This is very suboptimal AVX-512 memmove based on previous Nidud AVX-64 memmove. It was tested and works very well, but slowly as mentioned.
I have done it in UASM because there is currently a problem with ASMC with AVX-512 instructions.
.xmm
OPTION EVEX:1
option SWITCHSTYLE : ASMSTYLE
option win64 : 6
option casemap:none
.code
switchAVX512_64 proc
mov r10,rcx
.if r8 <= 128
.switch r8
.case 0
ret
.case 1
mov cl,[rdx]
mov [r10],cl
ret
.case 2,3,4
mov cx,[rdx]
mov dx,[rdx+r8-2]
mov [r10+r8-2],dx
mov [r10],cx
ret
.case 5,6,7,8
mov ecx,[rdx]
mov edx,[rdx+r8-4]
mov [r10+r8-4],edx
mov [r10],ecx
ret
.case 9,10,11,12,13,14,15,16
mov rcx,[rdx]
mov rdx,[rdx+r8-8]
mov [r10],rcx
mov [r10+r8-8],rdx
ret
.case 17,18,19,20,21,22,23,24,25,26,27,28,29,30,31,32
vmovdqu xmm0,[rdx]
vmovdqu xmm1,[rdx+r8-16]
vmovups [r10],xmm0
vmovups [r10+r8-16],xmm1
ret
.case 33,34,35,36,37,38,39,40,41,42,43,44,45,46,47,48,\
49,50,51,52,53,54,55,56,57,58,59,60,61,62,63,64
vmovdqu ymm0,[rdx]
vmovdqu ymm1,[rdx+r8-32]
vmovups [r10],ymm0
vmovups [r10+r8-32],ymm1
ret
.case 65,66,67,68,69,70,71,72,73,74,75,76,77,78,79,80,81,82,83,84,85,86,87,\
88,89,90,91,92,93,94,95,96,97,98,99,100,101,102,103,104,105,106,107,108,109,\
110,111,112,113,114,115,116,117,118,119,120,121,122,123,124,125,126,127,128
vmovdqu8 zmm0, [rdx]
vmovdqu8 zmm1,[rdx+r8-64]
vmovups [r10],zmm0
vmovups [r10+r8-64],zmm1
ret
.endswitch
.endif
vmovdqu8 zmm2,[rdx]
vmovdqu8 zmm3,[rdx+64]
vmovdqu8 zmm4,[rdx+r8-64]
vmovdqu8 zmm5,[rdx+r8-128]
.if r8 > 256
mov ecx,r10d
neg ecx
and ecx,128-1
add rdx,rcx
mov r9,r8
sub r9,rcx
add rcx,r10
and r9b,-128
.if rcx > rdx
.while 1
sub r9,128
vmovdqu8 zmm0,[rdx+r9]
vmovdqu8 zmm1,[rdx+r9+64]
vmovdqu8 [rcx+r9],zmm0
vmovdqu8 [rcx+r9+64],zmm1
.if ZERO?
.break
.endif
.endw
vmovdqu8 [r10],zmm2
vmovdqu8 [r10+64],zmm3
vmovdqu8 [r10+r8-64],zmm4
vmovdqu8 [r10+r8-128],zmm5
ret
;db 13 dup(0x90)
.endif
lea rcx,[rcx+r9]
lea rdx,[rdx+r9]
neg r9
.while 1
vmovdqu8 zmm0,[rdx+r9]
vmovdqu8 zmm1,[rdx+r9+64]
vmovdqu8 [rcx+r9],zmm0
vmovdqu8 [rcx+r9+64],zmm1
add r9,128
.if ZERO?
.break
.endif
.endw
.endif
vmovdqu8 [r10],zmm2
vmovdqu8 [r10+64],zmm3
vmovdqu8 [r10+r8-64],zmm4
vmovdqu8 [r10+r8-128],zmm5
ret
switchAVX512_64 endp
end
I attach the test program (no source code at this time). The program will run only the tests that are compatible with the computer. People without AVX will run 5 tests, people with AVX 7 tests and people with AVX- 512 8 tests.

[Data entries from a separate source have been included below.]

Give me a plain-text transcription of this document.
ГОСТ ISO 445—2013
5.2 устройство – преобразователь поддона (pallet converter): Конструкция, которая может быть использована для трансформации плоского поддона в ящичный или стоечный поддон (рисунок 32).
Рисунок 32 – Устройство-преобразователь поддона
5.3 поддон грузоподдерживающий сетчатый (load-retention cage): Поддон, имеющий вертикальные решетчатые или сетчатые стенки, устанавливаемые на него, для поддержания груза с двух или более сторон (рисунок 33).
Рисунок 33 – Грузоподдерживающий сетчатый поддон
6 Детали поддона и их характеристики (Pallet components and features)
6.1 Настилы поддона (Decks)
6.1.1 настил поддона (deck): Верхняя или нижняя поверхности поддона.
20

There is a lot to say but only a few notes now:
- I added the rep movsb modified to support overlapping. This makes it not competitive against the others.

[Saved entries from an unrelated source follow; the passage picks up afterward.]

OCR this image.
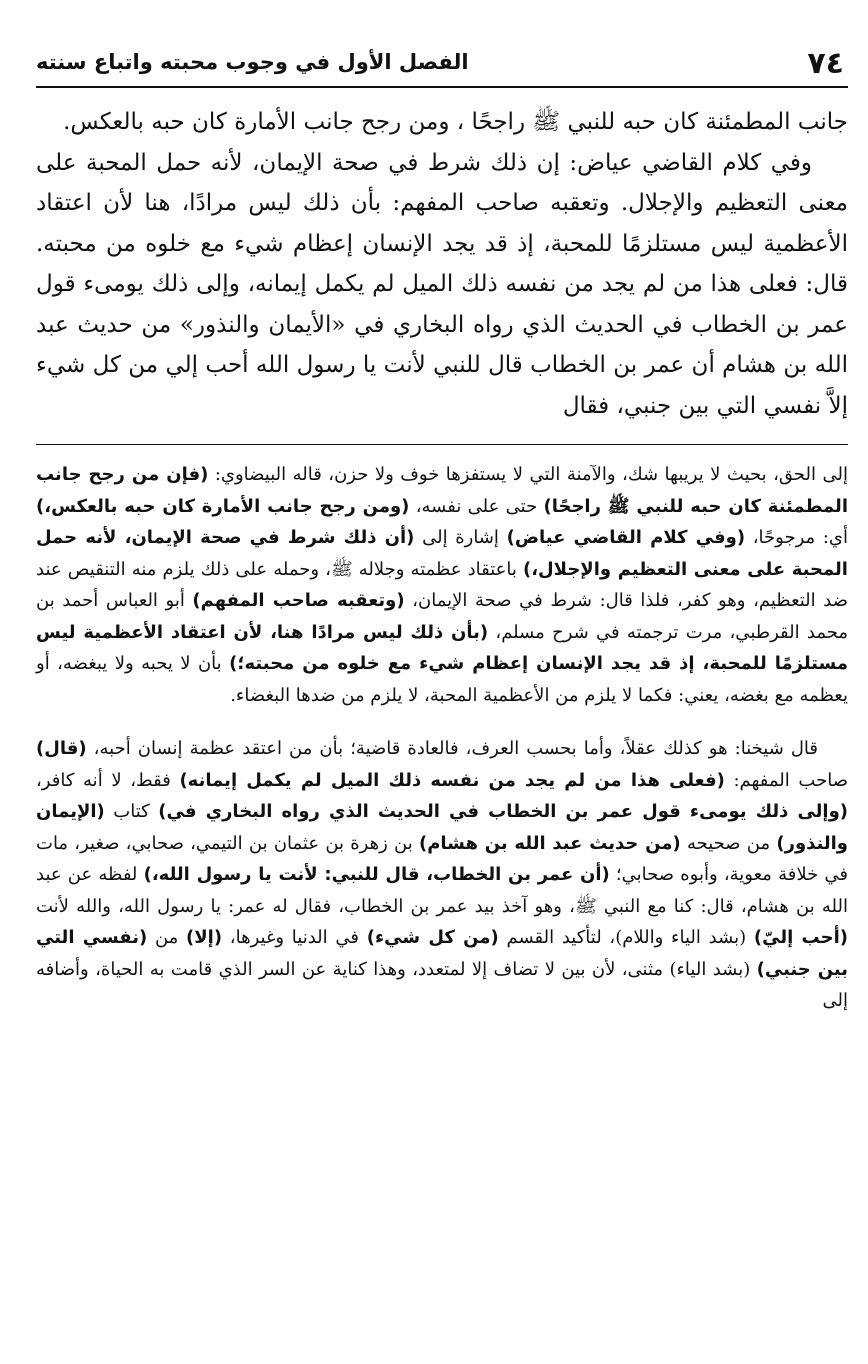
٧٤
الفصل الأول في وجوب محبته واتباع سنته

جانب المطمئنة كان حبه للنبي ﷺ راجحًا ، ومن رجح جانب الأمارة كان حبه بالعكس.

وفي كلام القاضي عياض: إن ذلك شرط في صحة الإيمان، لأنه حمل المحبة على معنى التعظيم والإجلال. وتعقبه صاحب المفهم: بأن ذلك ليس مرادًا، هنا لأن اعتقاد الأعظمية ليس مستلزمًا للمحبة، إذ قد يجد الإنسان إعظام شيء مع خلوه من محبته. قال: فعلى هذا من لم يجد من نفسه ذلك الميل لم يكمل إيمانه، وإلى ذلك يومىء قول عمر بن الخطاب في الحديث الذي رواه البخاري في «الأيمان والنذور» من حديث عبد الله بن هشام أن عمر بن الخطاب قال للنبي لأنت يا رسول الله أحب إلي من كل شيء إلاَّ نفسي التي بين جنبي، فقال

إلى الحق، بحيث لا يريبها شك، والآمنة التي لا يستفزها خوف ولا حزن، قاله البيضاوي: (فإن من رجح جانب المطمئنة كان حبه للنبي ﷺ راجحًا) حتى على نفسه، (ومن رجح جانب الأمارة كان حبه بالعكس،) أي: مرجوحًا، (وفي كلام القاضي عياض) إشارة إلى (أن ذلك شرط في صحة الإيمان، لأنه حمل المحبة على معنى التعظيم والإجلال،) باعتقاد عظمته وجلاله ﷺ، وحمله على ذلك يلزم منه التنقيص عند ضد التعظيم، وهو كفر، فلذا قال: شرط في صحة الإيمان، (وتعقبه صاحب المفهم) أبو العباس أحمد بن محمد القرطبي، مرت ترجمته في شرح مسلم، (بأن ذلك ليس مرادًا هنا، لأن اعتقاد الأعظمية ليس مستلزمًا للمحبة، إذ قد يجد الإنسان إعظام شيء مع خلوه من محبته؛) بأن لا يحبه ولا يبغضه، أو يعظمه مع بغضه، يعني: فكما لا يلزم من الأعظمية المحبة، لا يلزم من ضدها البغضاء.

قال شيخنا: هو كذلك عقلاً، وأما بحسب العرف، فالعادة قاضية؛ بأن من اعتقد عظمة إنسان أحبه، (قال) صاحب المفهم: (فعلى هذا من لم يجد من نفسه ذلك الميل لم يكمل إيمانه) فقط، لا أنه كافر، (وإلى ذلك يومىء قول عمر بن الخطاب في الحديث الذي رواه البخاري في) كتاب (الإيمان والنذور) من صحيحه (من حديث عبد الله بن هشام) بن زهرة بن عثمان بن التيمي، صحابي، صغير، مات في خلافة معوية، وأبوه صحابي؛ (أن عمر بن الخطاب، قال للنبي: لأنت يا رسول الله،) لفظه عن عبد الله بن هشام، قال: كنا مع النبي ﷺ، وهو آخذ بيد عمر بن الخطاب، فقال له عمر: يا رسول الله، والله لأنت (أحب إليّ) (بشد الياء واللام)، لتأكيد القسم (من كل شيء) في الدنيا وغيرها، (إلا) من (نفسي التي بين جنبي) (بشد الياء) مثنى، لأن بين لا تضاف إلا لمتعدد، وهذا كناية عن السر الذي قامت به الحياة، وأضافه إلى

- The AVX memoves from nidud are normally faster.
- Agner Fog memove supports AVX and AVX-512 and has the advantage of falling back when the system has no AVX or above.
- memmove has a decent performance and does not use AVX, only SSE.
- This test also includes apex-memmove which claims to be the fastest memcpy/memmove on x86/x64 .. EVER, written in C.
https://www.codeproject.com/Articles/1110153/Apex-memmove-the-fastest-memcpy-memmove-on-x-x-EVEIt does not shine and is not up to its claims.
I attach also the results of the test performed on the Xeon with AVX-512. The times are slow due to the conditions under which the test was performed, so what is meaningful is how the various tests stake against one another.